Pavel Nikolaevič Evdokimov (1901 – 1970)

«ll dramma della divina Liturgia è grandioso: si svolge in pubblico, dinanzi agli occhi di tutti, e tuttavia segretamente.
Il fedele che vi assiste e che ne segue lo svolgimento con riverente zelo, rileva subito come il suo spirito ne sia attratto e la sua anima ne resti elevata, come i precetti divini divengano di facile adempimento e come il giogo di Cristo sia soave e il suo peso leggero. (…)
Tutti coloro che hanno assistito con raccoglimento alla divina Liturgia se ne tornano più umili, migliori e più caritatevoli nei rapporti con gli altri uomini, più sereni in ogni loro contegno. Per questo motivo, chiunque vuol fare dei progressi e divenire migliore, deve assistere con più frequenza alla divina Liturgia, seguendola attentamente: essa educa e forma impercettibilmente il cristiano. (…)
L’influsso della Liturgia può essere enorme e incommensurabile, specie se chi assiste si propone di mettere in pratica ciò che vi apprende. Essa è per tutti maestra di verità divine ed opera egualmente in tutti gli uomini, a qualsiasi levatura intellettuale o a qualsiasi condizione sociale essi appartengano. (…) A tutti rivela gli stessi insegnamenti, nel medesimo linguaggio: a tutti insegna l’amore, legame imprescindibile di ogni società, risorsa nascosta che fa muovere armoniosamente la vita dell’universo.
Ma se la Liturgia agisce così vigorosamente sui fedeli che vi assistono, tanto più essa ha un peso determinante sul sacerdote che la celebra: la pietà, il santo timore, la fede e l’amore, che hanno accompagnato il sacerdote nella celebrazione della Liturgia, rimangono per lui indelebili per tutto il giorno, ed egli resta puro come i vasi del tempio. Così quando egli compie il suo ministero pastorale tra i suoi parenti più intimi, tra i suoi amici o tra i suoi parrocchiani, che formano tutti la sua famiglia, è il Salvatore che si presenta sotto le sue sembianze, è lo stesso Cristo che opera per lui, nelle sue parole e nelle sue azioni. Sia egli impegnato a riconciliare dei nemici, sia che implori dal più forte misericordia per il debole, sia che raddolcisca colui che è amareggiato, sia che consoli chi è afflitto o che incoraggi chi è oppresso, sempre le sue parole acquistano la virtù dell’olio che guarisce, dovunque esse sono apportatrici di pace e d’amore.»
Nikolaj Vasil’evič Gogol’ (1809 – 1852) – scrittore e drammaturgo – Meditazioni sulla Divina Liturgia.

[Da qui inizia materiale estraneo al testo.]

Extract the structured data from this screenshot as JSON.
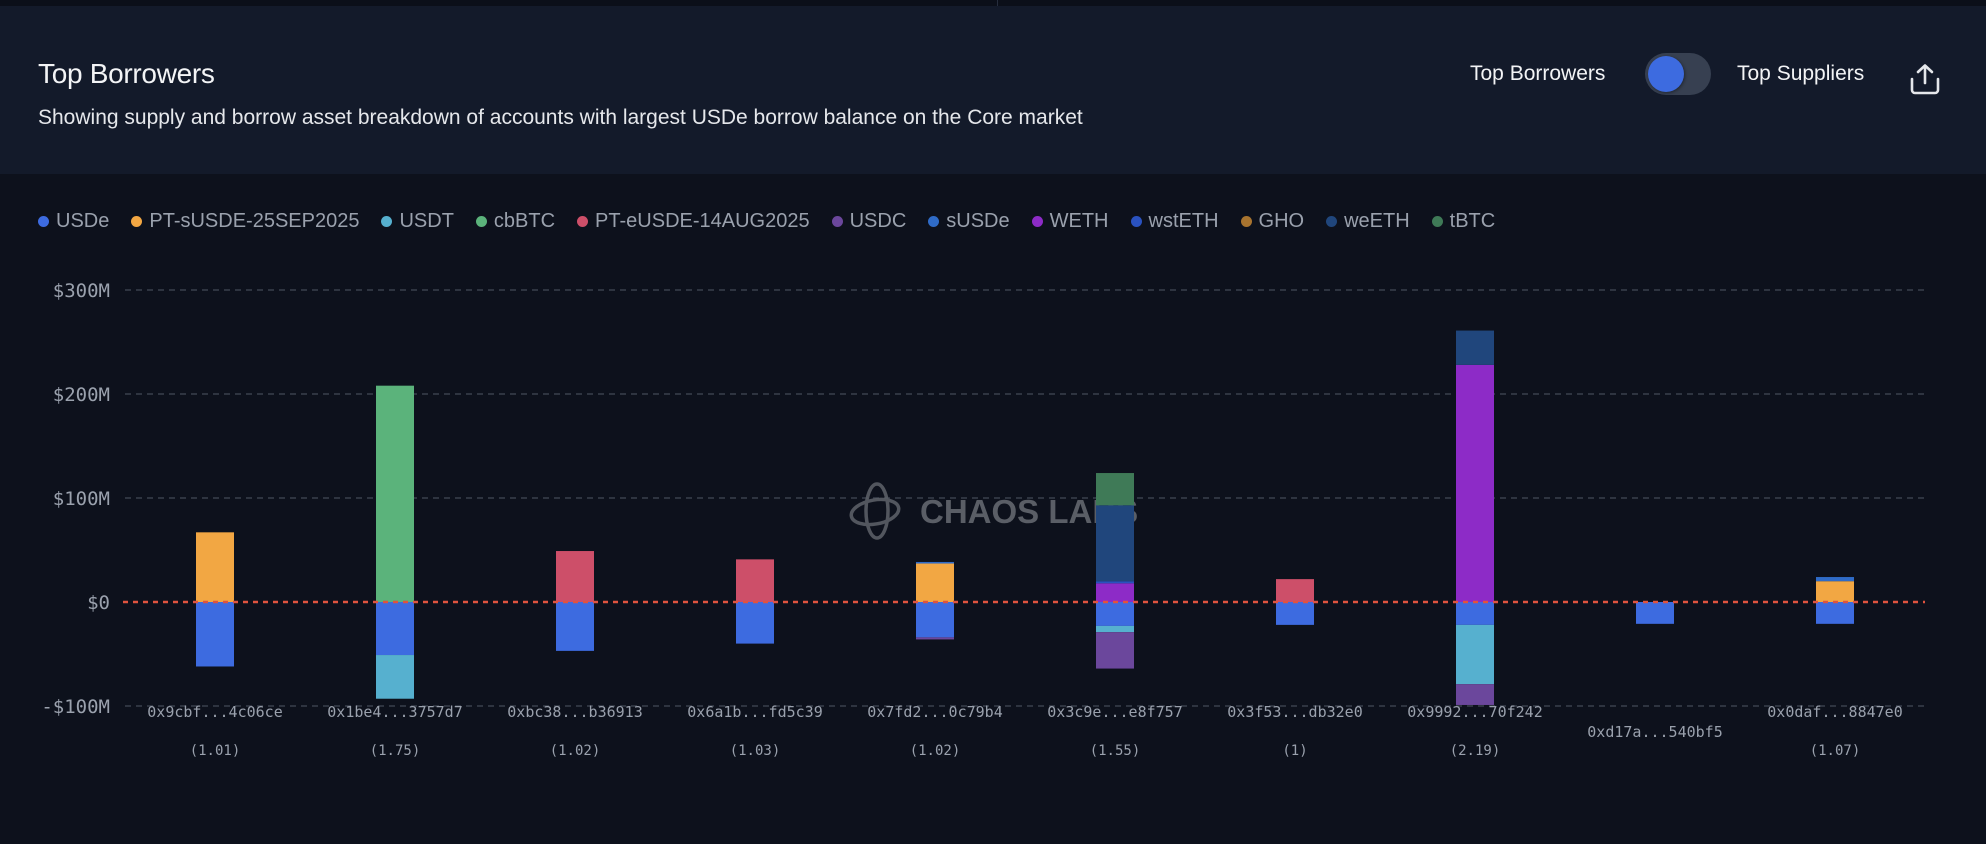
{
  "header": {
    "title": "Top Borrowers",
    "subtitle": "Showing supply and borrow asset breakdown of accounts with largest USDe borrow balance on the Core market",
    "toggle_left_label": "Top Borrowers",
    "toggle_right_label": "Top Suppliers",
    "toggle_state": "Top Borrowers",
    "share_icon": "share-upload-icon"
  },
  "watermark": "CHAOS LABS",
  "chart_data": {
    "type": "bar",
    "stacked": true,
    "legend_position": "top-left",
    "grid": true,
    "ylim": [
      -100,
      300
    ],
    "yticks": [
      {
        "value": 300,
        "label": "$300M"
      },
      {
        "value": 200,
        "label": "$200M"
      },
      {
        "value": 100,
        "label": "$100M"
      },
      {
        "value": 0,
        "label": "$0"
      },
      {
        "value": -100,
        "label": "-$100M"
      }
    ],
    "categories": [
      "0x9cbf...4c06ce",
      "0x1be4...3757d7",
      "0xbc38...b36913",
      "0x6a1b...fd5c39",
      "0x7fd2...0c79b4",
      "0x3c9e...e8f757",
      "0x3f53...db32e0",
      "0x9992...70f242",
      "0xd17a...540bf5",
      "0x0daf...8847e0"
    ],
    "category_sublabels": [
      "(1.01)",
      "(1.75)",
      "(1.02)",
      "(1.03)",
      "(1.02)",
      "(1.55)",
      "(1)",
      "(2.19)",
      "",
      "(1.07)"
    ],
    "series": [
      {
        "name": "USDe",
        "color": "#3d6be0",
        "values": [
          -62,
          -51,
          -47,
          -40,
          -34,
          -23,
          -22,
          -22,
          -21,
          -21
        ]
      },
      {
        "name": "PT-sUSDE-25SEP2025",
        "color": "#f2a743",
        "values": [
          67,
          0,
          0,
          0,
          37,
          0,
          0,
          0,
          0,
          20
        ]
      },
      {
        "name": "USDT",
        "color": "#56b0cf",
        "values": [
          0,
          -42,
          0,
          0,
          0,
          -6,
          0,
          -57,
          0,
          0
        ]
      },
      {
        "name": "cbBTC",
        "color": "#5bb37b",
        "values": [
          0,
          208,
          0,
          0,
          0,
          0,
          0,
          0,
          0,
          0
        ]
      },
      {
        "name": "PT-eUSDE-14AUG2025",
        "color": "#cd4f69",
        "values": [
          0,
          0,
          49,
          41,
          0,
          0,
          22,
          0,
          0,
          0
        ]
      },
      {
        "name": "USDC",
        "color": "#6b479c",
        "values": [
          0,
          0,
          0,
          0,
          -2,
          -35,
          0,
          -20,
          0,
          0
        ]
      },
      {
        "name": "sUSDe",
        "color": "#2f6bc7",
        "values": [
          0,
          0,
          0,
          0,
          1.5,
          0,
          0,
          0,
          0,
          4
        ]
      },
      {
        "name": "WETH",
        "color": "#8d2bc7",
        "values": [
          0,
          0,
          0,
          0,
          0,
          18,
          0,
          228,
          0,
          0
        ]
      },
      {
        "name": "wstETH",
        "color": "#2a52c0",
        "values": [
          0,
          0,
          0,
          0,
          0,
          2,
          0,
          0,
          0,
          0
        ]
      },
      {
        "name": "GHO",
        "color": "#a8742f",
        "values": [
          0,
          0,
          0,
          0,
          0,
          0,
          0,
          0,
          0,
          0
        ]
      },
      {
        "name": "weETH",
        "color": "#20467c",
        "values": [
          0,
          0,
          0,
          0,
          0,
          73,
          0,
          33,
          0,
          0
        ]
      },
      {
        "name": "tBTC",
        "color": "#3f7a57",
        "values": [
          0,
          0,
          0,
          0,
          0,
          31,
          0,
          0,
          0,
          0
        ]
      }
    ],
    "zero_line_color": "#e0533f"
  }
}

“Vivere senza Dio è un rompicapo e un tormento. L’uomo non può vivere senza inginocchiarsi davanti a qualcosa. Se l’uomo rifiuta Dio, si inginocchia davanti ad un idolo.”

Fëdor Michajlovič Dostoevskij (1821 – 1881)

“C’è un aspetto per il quale i matrimoni moderni falliscono quasi certamente: cercano di raggiungere uno scopo impossibile. Il desiderio di venerazione è profondo e insito nella natura umana, ma deve essere diretto a Dio. Avendo perso l’idea di Dio, molti uomini e donne iniziano la loro vita matrimoniale venerandosi l’un l’altro. E così arriva la disillusione. Nessun uomo può essere tutto per sua moglie e nessuna donna può essere tutto per il marito: solo il Dio infinito può essere tutto per l’uomo e per la donna che ha creato per Lui.”

Gilbert Keith Chesterton (1874 – 1936), scrittore britannico.

“Dio non guarderà in voi le medaglie, lauree o diplomi, ma le cicatrici.”

Elbert Hubbard

In tutte le prove ricerca la pazienza e non liberazione: se te la meriti presto ti giungerà.